Allah mewajibkan kepada jin dan manusia untuk senantiasa mengikuti beliau dan berpegang teguh dengan ajaran yang dibawa oleh beliau Shallallahu ‘Alaihi wa Sallam. Sedangkan kaum Atheis, mereka hanya mengikuti hawa nafsu dan akal pikiran mereka.
Akal dan hawa nafsu tidak membuat seseorang selamat dari siksa Allah, dan tidak pula dapat memberi petunjuk mereka untuk melakukan amalan dan perkataan baik yang dapat membuat ridha Allah Subhanahu wa Ta’ala. Allah Ta’ala telah berfirman:
“Dan siapakah yang lebih sesat daripada orang yang mengikuti hawa nafsunya dengan tidak mendapat petunjuk dari Allah sedikitpun.” (QS. Al-Qashash : 50)
Adapun perkataan mereka: “Sesungguhnya semua agama itu berasal dari satu muara”, perkataan tersebut batil. Hanya Islamlah agama kebenaran yang Allah telah mengutus seluruh rasul menyampaikannya.
Sumber agama Islam adalah dari Allah Ta’ala yang telah menciptakan jin dan manusia demi Islam dan menurunkan kitab-kitab (samawi), yang paling agung adalah Al-Quran Al-Karim.
Dan demi Islam pula Allah mengutus para rasul yang risalah mereka semua ditutup dengan risalah Nabi Muhammad Shallallahu ‘Alaihi wa Sallam. Adapun agama-agama selain Islam, maka sumbernya adalah pandangan-pandangan manusia dan akal pikiran mereka yang sama sekali tidak ma’shum (terpelihara dari kesalahan).

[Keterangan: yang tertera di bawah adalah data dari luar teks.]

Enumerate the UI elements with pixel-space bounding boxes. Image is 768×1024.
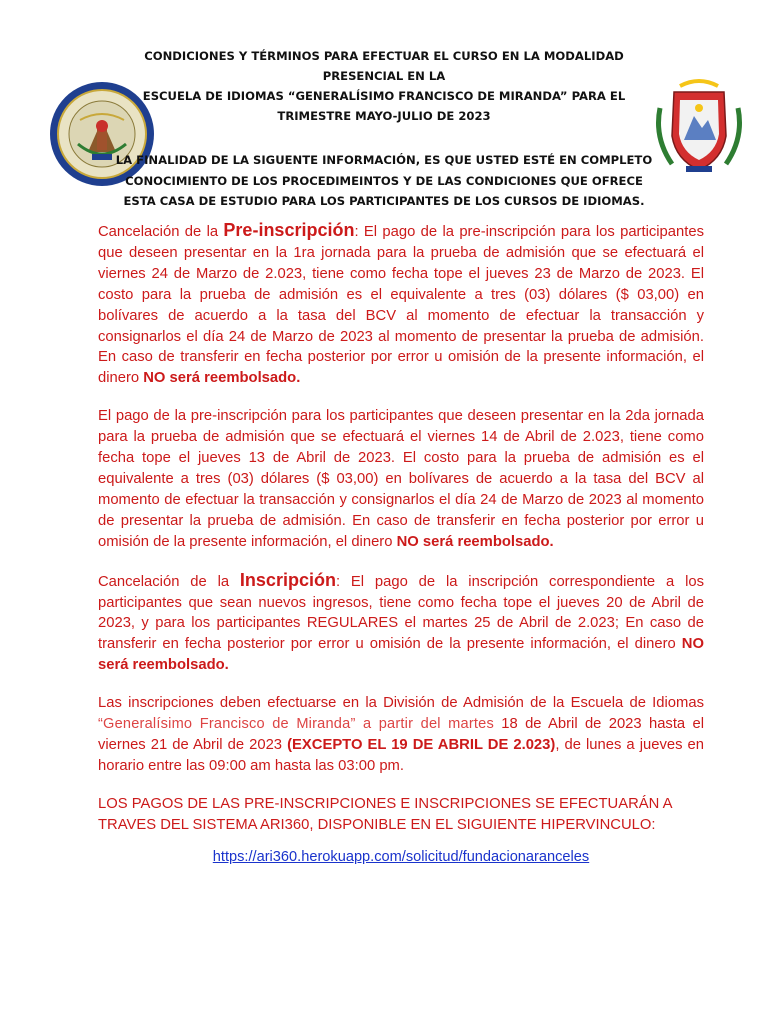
no-refund-notice: NO será reembolsado. xyxy=(98,636,704,674)
document-title xyxy=(120,46,648,126)
registration-location-paragraph xyxy=(98,693,704,777)
intro-line-1: LA FINALIDAD DE LA SIGUENTE INFORMACIÓN, ES QUE USTED ESTÉ EN COMPLETO xyxy=(115,153,653,167)
intro-line-3: ESTA CASA DE ESTUDIO PARA LOS PARTICIPANTES DE LOS CURSOS DE IDIOMAS. xyxy=(123,194,645,208)
payment-hyperlink[interactable]: https://ari360.herokuapp.com/solicitud/fundacionaranceles xyxy=(212,848,590,865)
inscription-heading: Inscripción xyxy=(239,569,336,590)
link-line xyxy=(98,848,704,866)
payment-system-paragraph: LOS PAGOS DE LAS PRE-INSCRIPCIONES E INSCRIPCIONES SE EFECTUARÁN A TRAVES DEL SISTEMA ARI360, DISPONIBLE EN EL SIGUIENTE HIPERVINCULO: xyxy=(98,795,672,833)
school-name-text: “Generalísimo Francisco de Miranda” a partir del martes xyxy=(98,716,494,733)
location-text-3: , de lunes a jueves en horario entre las 09:00 am hasta las 03:00 pm. xyxy=(98,736,704,774)
location-text-1: Las inscripciones deben efectuarse en la División de Admisión de la Escuela de Idiomas xyxy=(98,695,704,712)
pre-inscription-paragraph-1 xyxy=(98,220,704,389)
inscription-lead: Cancelación de la xyxy=(98,573,240,590)
document-body xyxy=(98,220,704,866)
intro-line-2: CONOCIMIENTO DE LOS PROCEDIMEINTOS Y DE LAS CONDICIONES QUE OFRECE xyxy=(125,173,643,188)
title-line-2: PRESENCIAL EN LA xyxy=(322,69,446,83)
location-text-2: 18 de Abril de 2023 hasta el viernes 21 de Abril de 2023 xyxy=(98,716,704,753)
inscription-colon: : xyxy=(335,573,341,590)
title-line-3: ESCUELA DE IDIOMAS “GENERALÍSIMO FRANCISCO DE MIRANDA” PARA EL xyxy=(142,89,626,103)
exception-notice: (EXCEPTO EL 19 DE ABRIL DE 2.023) xyxy=(287,736,556,753)
second-session-text: El pago de la pre-inscripción para los participantes que deseen presentar en la 2da jornada para la prueba de admisión que se efectuará el viernes 14 de Abril de 2.023, tiene como fecha tope el jueves 13 de Abril de 2023. El costo para la prueba de admisión es el equivalente a tres (03) dólares ($ 03,00) en bolívares de acuerdo a la tasa del BCV al momento de efectuar la transacción y consignarlos el día 24 de Marzo de 2023 al momento de presentar la prueba de admisión. En caso de transferir en fecha posterior por error u omisión de la presente información, el dinero xyxy=(98,408,704,550)
pre-inscription-colon: : xyxy=(354,224,359,240)
no-refund-notice: NO será reembolsado. xyxy=(143,370,301,387)
pre-inscription-text: El pago de la pre-inscripción para los participantes que deseen presentar en la 1ra jornada para la prueba de admisión que se efectuará el viernes 24 de Marzo de 2.023, tiene como fecha tope el jueves 23 de Marzo de 2023. El costo para la prueba de admisión es el equivalente a tres (03) dólares ($ 03,00) en bolívares de acuerdo a la tasa del BCV al momento de efectuar la transacción y consignarlos el día 24 de Marzo de 2023 al momento de presentar la prueba de admisión. En caso de transferir en fecha posterior por error u omisión de la presente información, el dinero xyxy=(98,224,704,387)
title-line-4: TRIMESTRE MAYO-JULIO DE 2023 xyxy=(277,109,491,123)
inscription-text: El pago de la inscripción correspondiente a los participantes que sean nuevos ingresos, tiene como fecha tope el jueves 20 de Abril de 2023, y para los participantes REGULARES el martes 25 de Abril de 2.023; En caso de transferir en fecha posterior por error u omisión de la presente información, el dinero xyxy=(98,573,704,653)
intro-statement xyxy=(100,150,668,212)
title-line-1: CONDICIONES Y TÉRMINOS PARA EFECTUAR EL CURSO EN LA MODALIDAD xyxy=(144,49,624,63)
pre-inscription-paragraph-2 xyxy=(98,406,704,552)
no-refund-notice: NO será reembolsado. xyxy=(396,533,554,550)
pre-inscription-heading: Pre-inscripción xyxy=(223,220,355,240)
pre-inscription-lead: Cancelación de la xyxy=(98,224,224,240)
inscription-paragraph xyxy=(98,570,704,677)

Tidak ada yang benar dari hal itu semua melainkan yang sesuai dengan syariat yang telah dibawa oleh para rasul ‘Alaihim ash Shalatu wa as Salam. Setelah Allah mengutus Nabi Muhammad Shallallahu ‘Alaihi wa Sallam, Dia tidak menerima pikiran dan akal manusia, bahkan tidak menerima apa yang ada dalam kitab-kitab umat terdahulu sebelum Al-Quran, kecuali yang sesuai dengan syariat Nabi Muhammad Shallallahu ‘Alaihi wa Sallam. Allah Ta’ala berfirman:
“Katakanlah: “Jika kamu (benar-benar) mencintai Allah, ikutilah aku, niscaya Allah mengasihi dan mengampuni dosa-dosamu.” (QS. Ali Imran : 31)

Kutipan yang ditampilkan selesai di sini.